Glycine homopeptides: the effect of the chain length on the crystal structure and solid state reactivity

Abstract

A series of linear oligoglycines has been studied using X-ray diffraction, thermal analysis complemented with simultaneous FTIR spectroscopy, gas chromatography – mass spectrometry analysis, and ¹H/¹³C NMR. The new and previously reported data are rationalized to reveal the effect of the chain size on the crystal structure, molecular conformation and thermal stability of the oligopeptides in the solid state, as well as thermally induced transformations (pyrolysis) in the solid state and the gaseous phase.
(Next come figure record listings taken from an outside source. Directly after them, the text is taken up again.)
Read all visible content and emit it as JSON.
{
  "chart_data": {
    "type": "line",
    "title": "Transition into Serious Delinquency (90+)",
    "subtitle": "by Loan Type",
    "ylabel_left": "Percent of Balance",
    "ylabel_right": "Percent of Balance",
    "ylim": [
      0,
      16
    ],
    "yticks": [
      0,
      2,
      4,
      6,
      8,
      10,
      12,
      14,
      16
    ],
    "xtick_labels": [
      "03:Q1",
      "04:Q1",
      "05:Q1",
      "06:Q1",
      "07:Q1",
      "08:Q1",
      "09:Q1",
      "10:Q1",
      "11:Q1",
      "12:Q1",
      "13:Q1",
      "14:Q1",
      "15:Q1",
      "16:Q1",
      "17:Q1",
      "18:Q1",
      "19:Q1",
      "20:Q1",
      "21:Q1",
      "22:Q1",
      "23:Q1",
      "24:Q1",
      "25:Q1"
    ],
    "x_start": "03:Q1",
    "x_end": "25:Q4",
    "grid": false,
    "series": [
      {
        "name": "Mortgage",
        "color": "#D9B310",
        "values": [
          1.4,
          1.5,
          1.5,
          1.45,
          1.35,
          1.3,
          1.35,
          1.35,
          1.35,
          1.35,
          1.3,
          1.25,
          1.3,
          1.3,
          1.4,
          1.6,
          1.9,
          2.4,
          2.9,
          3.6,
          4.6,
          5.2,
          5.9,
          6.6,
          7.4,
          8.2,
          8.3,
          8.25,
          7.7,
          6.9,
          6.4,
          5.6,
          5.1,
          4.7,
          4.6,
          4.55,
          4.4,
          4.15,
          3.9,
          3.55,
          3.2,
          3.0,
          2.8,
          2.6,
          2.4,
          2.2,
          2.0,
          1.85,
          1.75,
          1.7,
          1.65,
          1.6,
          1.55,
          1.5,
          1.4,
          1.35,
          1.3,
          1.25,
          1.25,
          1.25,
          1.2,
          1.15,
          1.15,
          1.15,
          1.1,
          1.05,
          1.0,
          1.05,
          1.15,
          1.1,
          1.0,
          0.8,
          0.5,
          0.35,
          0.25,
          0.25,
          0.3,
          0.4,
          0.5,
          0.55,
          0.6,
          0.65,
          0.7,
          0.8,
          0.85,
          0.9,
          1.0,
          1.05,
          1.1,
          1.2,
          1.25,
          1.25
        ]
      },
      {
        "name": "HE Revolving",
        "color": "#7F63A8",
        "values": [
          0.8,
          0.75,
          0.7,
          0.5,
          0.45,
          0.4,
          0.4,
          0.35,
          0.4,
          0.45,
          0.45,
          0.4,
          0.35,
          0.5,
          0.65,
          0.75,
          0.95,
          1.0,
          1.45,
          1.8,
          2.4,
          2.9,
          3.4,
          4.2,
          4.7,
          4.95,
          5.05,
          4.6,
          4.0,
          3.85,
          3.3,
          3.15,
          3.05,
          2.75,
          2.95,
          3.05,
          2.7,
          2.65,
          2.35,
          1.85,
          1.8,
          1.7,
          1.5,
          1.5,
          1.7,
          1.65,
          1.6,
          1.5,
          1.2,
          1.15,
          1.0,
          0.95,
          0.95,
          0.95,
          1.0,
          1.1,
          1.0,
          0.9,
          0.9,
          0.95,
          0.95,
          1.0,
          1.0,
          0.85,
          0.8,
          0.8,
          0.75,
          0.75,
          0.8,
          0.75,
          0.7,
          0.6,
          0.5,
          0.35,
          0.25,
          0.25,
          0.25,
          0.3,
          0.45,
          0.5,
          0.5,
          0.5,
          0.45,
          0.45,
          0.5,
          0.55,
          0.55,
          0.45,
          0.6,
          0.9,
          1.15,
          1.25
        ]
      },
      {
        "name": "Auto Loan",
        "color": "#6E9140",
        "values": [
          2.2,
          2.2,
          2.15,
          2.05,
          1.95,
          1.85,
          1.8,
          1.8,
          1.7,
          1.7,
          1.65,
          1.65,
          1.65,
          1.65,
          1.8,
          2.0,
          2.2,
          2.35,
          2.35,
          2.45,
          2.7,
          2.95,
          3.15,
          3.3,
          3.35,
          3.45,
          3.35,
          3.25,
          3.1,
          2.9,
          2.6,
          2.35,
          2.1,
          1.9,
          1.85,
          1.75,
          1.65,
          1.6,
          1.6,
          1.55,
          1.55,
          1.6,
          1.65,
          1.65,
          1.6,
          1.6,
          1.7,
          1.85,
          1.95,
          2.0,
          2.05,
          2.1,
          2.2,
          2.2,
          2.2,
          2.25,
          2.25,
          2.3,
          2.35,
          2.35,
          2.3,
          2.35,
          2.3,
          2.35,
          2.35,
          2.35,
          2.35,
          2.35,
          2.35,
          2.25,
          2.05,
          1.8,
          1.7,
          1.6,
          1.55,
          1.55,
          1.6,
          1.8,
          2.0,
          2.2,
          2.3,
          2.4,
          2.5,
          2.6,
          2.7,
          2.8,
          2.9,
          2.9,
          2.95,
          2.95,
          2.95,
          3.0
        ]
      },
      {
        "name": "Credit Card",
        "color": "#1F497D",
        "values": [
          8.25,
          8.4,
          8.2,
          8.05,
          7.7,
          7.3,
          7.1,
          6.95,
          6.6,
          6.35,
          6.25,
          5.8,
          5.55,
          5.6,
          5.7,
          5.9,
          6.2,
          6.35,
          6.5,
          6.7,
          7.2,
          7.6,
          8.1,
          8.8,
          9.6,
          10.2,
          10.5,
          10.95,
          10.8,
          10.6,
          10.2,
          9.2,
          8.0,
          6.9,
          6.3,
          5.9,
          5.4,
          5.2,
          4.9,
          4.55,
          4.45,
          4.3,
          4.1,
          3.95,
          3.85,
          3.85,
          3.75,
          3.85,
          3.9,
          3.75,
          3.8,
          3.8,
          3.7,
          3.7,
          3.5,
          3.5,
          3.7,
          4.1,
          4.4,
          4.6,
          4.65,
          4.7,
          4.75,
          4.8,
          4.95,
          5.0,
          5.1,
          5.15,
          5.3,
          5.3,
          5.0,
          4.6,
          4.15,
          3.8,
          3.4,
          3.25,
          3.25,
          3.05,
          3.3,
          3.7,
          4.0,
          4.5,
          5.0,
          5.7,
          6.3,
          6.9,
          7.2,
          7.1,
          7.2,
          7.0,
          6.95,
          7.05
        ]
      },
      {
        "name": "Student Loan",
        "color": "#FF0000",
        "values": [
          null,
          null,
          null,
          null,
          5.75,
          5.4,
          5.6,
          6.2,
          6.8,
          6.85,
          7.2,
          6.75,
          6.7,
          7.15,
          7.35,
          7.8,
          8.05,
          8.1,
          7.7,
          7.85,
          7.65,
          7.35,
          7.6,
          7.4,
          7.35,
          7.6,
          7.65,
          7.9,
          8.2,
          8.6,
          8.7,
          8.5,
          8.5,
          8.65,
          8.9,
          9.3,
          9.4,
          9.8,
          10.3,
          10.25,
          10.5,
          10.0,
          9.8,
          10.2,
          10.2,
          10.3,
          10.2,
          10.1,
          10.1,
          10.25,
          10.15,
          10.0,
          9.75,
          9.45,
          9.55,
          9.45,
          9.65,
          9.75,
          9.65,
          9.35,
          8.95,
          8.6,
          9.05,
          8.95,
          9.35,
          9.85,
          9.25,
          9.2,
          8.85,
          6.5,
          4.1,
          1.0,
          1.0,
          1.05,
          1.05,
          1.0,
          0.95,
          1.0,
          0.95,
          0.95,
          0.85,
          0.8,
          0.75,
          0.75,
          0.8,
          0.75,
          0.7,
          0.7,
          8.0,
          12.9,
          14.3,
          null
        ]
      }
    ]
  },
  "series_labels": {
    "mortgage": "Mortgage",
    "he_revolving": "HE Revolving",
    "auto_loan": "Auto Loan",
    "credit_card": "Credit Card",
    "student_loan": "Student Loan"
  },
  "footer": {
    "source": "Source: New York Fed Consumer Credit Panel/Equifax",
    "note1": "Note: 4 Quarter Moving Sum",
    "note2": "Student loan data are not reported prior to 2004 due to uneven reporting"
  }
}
Tetraglycine (4G) and pentaglycine (5G) form triclinic crystals, P, where they adopt a zwitterionic form and fully extended chain conformation. The antiparallel β sheet arrangement is similar to that in β-triglycine (β3G) and α-diglycine (α2G) but differs from the Form I of polyglycine (polyG). The stability sequence α2G < β3G < 4G < 5G has been attributed to the stabilizing environment in the solid phase. For all studied glycines, the thermal degradation is a kinetic process complicated by multiple parallel pathways and sensitivity to the experimental conditions. These pathways include defragmentation reactions (mainly deamination and decarboxylation) and condensation reactions (formation of new peptide bonds), the latter yielding cyclo-diglycine (c2G, or 2,5-diketopiperazine or DKP) as a major product. Further pyrolysis results in polymerization (solid samples) or further fragmentation (gaseous phase). The overall cyclization reaction α2G(solid) = c2G(solid) + H₂O(gas) is endothermic with ΔH = 63.7(4) kJ mol⁻¹ at 492 K. The standard enthalpy of the reaction α2G(solid) = c2G(solid) + H₂O(liquid) was estimated to be ΔH²⁹⁸ ≈ 18 kJ mol⁻¹ meaning the reaction is thermodynamically unfavorable under ambient conditions. Finally, the cyclization reaction mechanisms are discussed for the whole series studied.